Where types are concerned, the analyzer does not need to distinguish between the various normal integer types (byte, short, char) since, as we discuss in
See Java Bytecode
, they all have the same internal representation.
The first stage is the initialization of the data flow analyzer:
-
Each instruction is marked as unvisited. That is, the data flow analyzer has not yet examined that instruction.
-
For the first instruction, the stack is marked as empty and the local variables corresponding to the method's arguments are initialized with the appropriate types.
-
All other local variables declared as used by the method are marked as containing illegal values.
-
The "changed" bit of the first instruction is set, indicating that the analyzer should examine this instruction.
Finally, the data flow analyzer runs, looping through the following steps:
Find a virtual machine instruction whose "changed" bit is set.
-
If no instruction remains whose "changed" bit is set, the method has successfully been verified; otherwise turn off the changed bit of the instruction found and proceed to step 3.
-
Emulate the effect of this instruction on the stack and local variables:
-
If the instruction uses values from the stack, ensure that there are sufficient elements on the stack and that the element(s) on the top of the stack are of the appropriate type.
-
If the instruction pushes values onto the stack, ensure that there is sufficient room on the stack for the new element(s) and update the stack status to reflect the pushed values.
-
If the instruction reads a local variable, ensure that the specified variable contains a value of the appropriate type.
-
If the instruction writes a value to a local variable, change the type of that variable to reflect that change.
-
Determine the set of all possible instructions which could be executed next.

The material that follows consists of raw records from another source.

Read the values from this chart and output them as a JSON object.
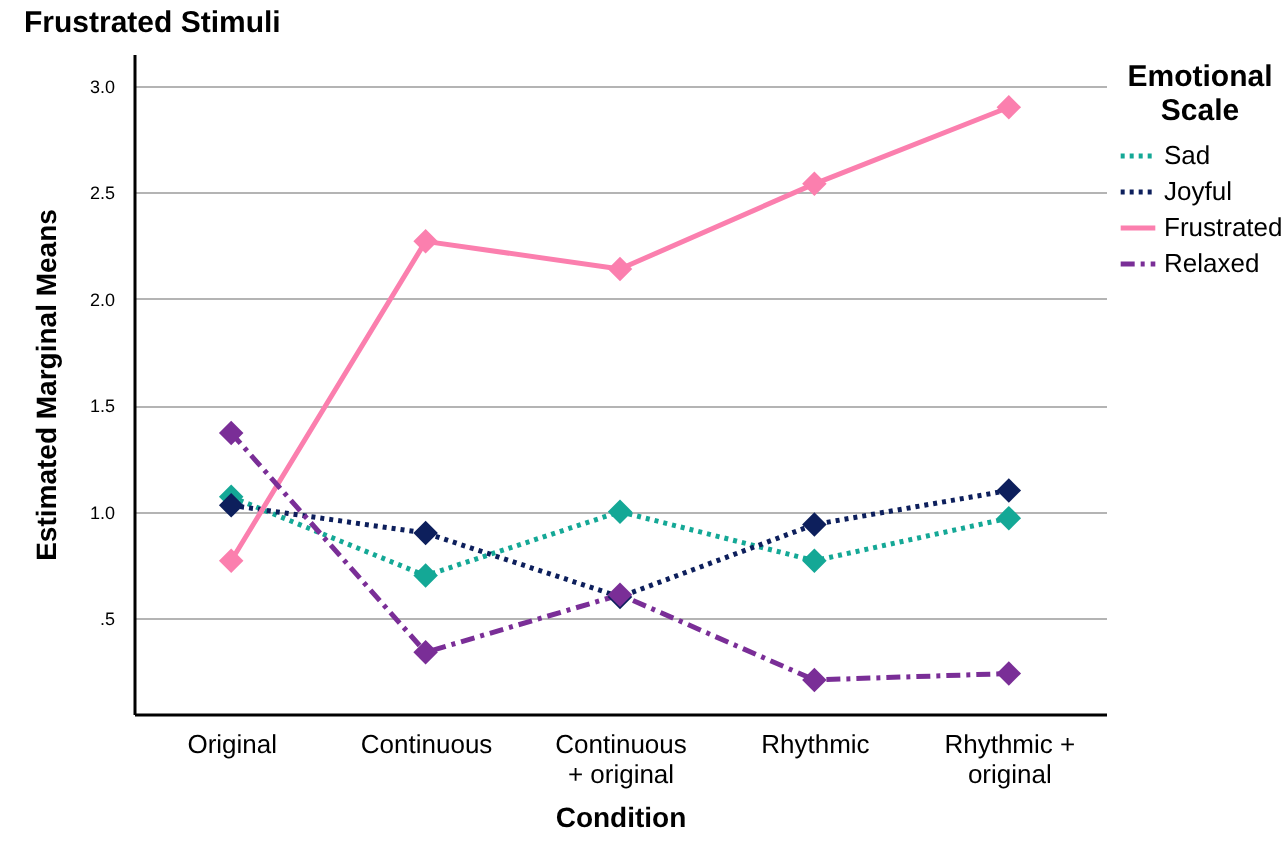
{
  "chart_data": {
    "type": "line",
    "title": "Frustrated Stimuli",
    "xlabel": "Condition",
    "ylabel": "Estimated Marginal Means",
    "legend_title": "Emotional Scale",
    "categories": [
      "Original",
      "Continuous",
      "Continuous\n+ original",
      "Rhythmic",
      "Rhythmic +\noriginal"
    ],
    "series": [
      {
        "name": "Sad",
        "color": "#14a896",
        "line_style": "dotted",
        "values": [
          1.07,
          0.7,
          1.0,
          0.77,
          0.97
        ]
      },
      {
        "name": "Joyful",
        "color": "#0d1f5c",
        "line_style": "dotted",
        "values": [
          1.03,
          0.9,
          0.6,
          0.94,
          1.1
        ]
      },
      {
        "name": "Frustrated",
        "color": "#fb7fae",
        "line_style": "solid",
        "values": [
          0.77,
          2.27,
          2.14,
          2.54,
          2.9
        ]
      },
      {
        "name": "Relaxed",
        "color": "#7a2e97",
        "line_style": "dashed",
        "values": [
          1.37,
          0.34,
          0.61,
          0.21,
          0.24
        ]
      }
    ],
    "ylim": [
      0.05,
      3.15
    ],
    "yticks": [
      {
        "value": 0.5,
        "label": ".5"
      },
      {
        "value": 1,
        "label": "1.0"
      },
      {
        "value": 1.5,
        "label": "1.5"
      },
      {
        "value": 2,
        "label": "2.0"
      },
      {
        "value": 2.5,
        "label": "2.5"
      },
      {
        "value": 3,
        "label": "3.0"
      }
    ],
    "grid": "y",
    "legend": "top right",
    "marker": "diamond"
  }
}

These are:
-
The next instruction in sequence if the current instruction isn't an unconditional goto, a return, or a throw.
-
The target instruction of a conditional or unconditional branch.
-
The first instruction of all exception handlers for this instruction.
-
For each of the possible following instructions, merge the stack and local variables as they exist after executing the current instruction with the state prior to executing the following instruction. In the exception-handler case, change the stack so that it contains a single object of the exception type indicated by the exception handler information. Merging proceeds as follows:
-
If the stacks are of different sizes then this is an error. Stop!
-
If the stacks contain exactly the same types, then they are already merged
-
If the stacks are identical other than having differently typed object references at corresponding places on the stacks then the merged stack will have this object reference replaced by an instance of the first common superclass or common superinterface of the two types. Such a reference type always exists because the type
Object
is a supertype of all class and interface types.
-
If this is the first time the successor instruction has been visited, set up the stack and local variable values using those calculated in Step 2 and set the "changed" bit for the successor instruction. If the instruction has been seen before, merge the stack and local variable values calculated in Step 2 and Step 3 into the values already there; set the "change" bit if there is any modification.
-
Go to Step 1.
If the data-flow analyzer runs on the method without reporting any failures, then the method has been successfully verified by Pass 3 of the class file verifier.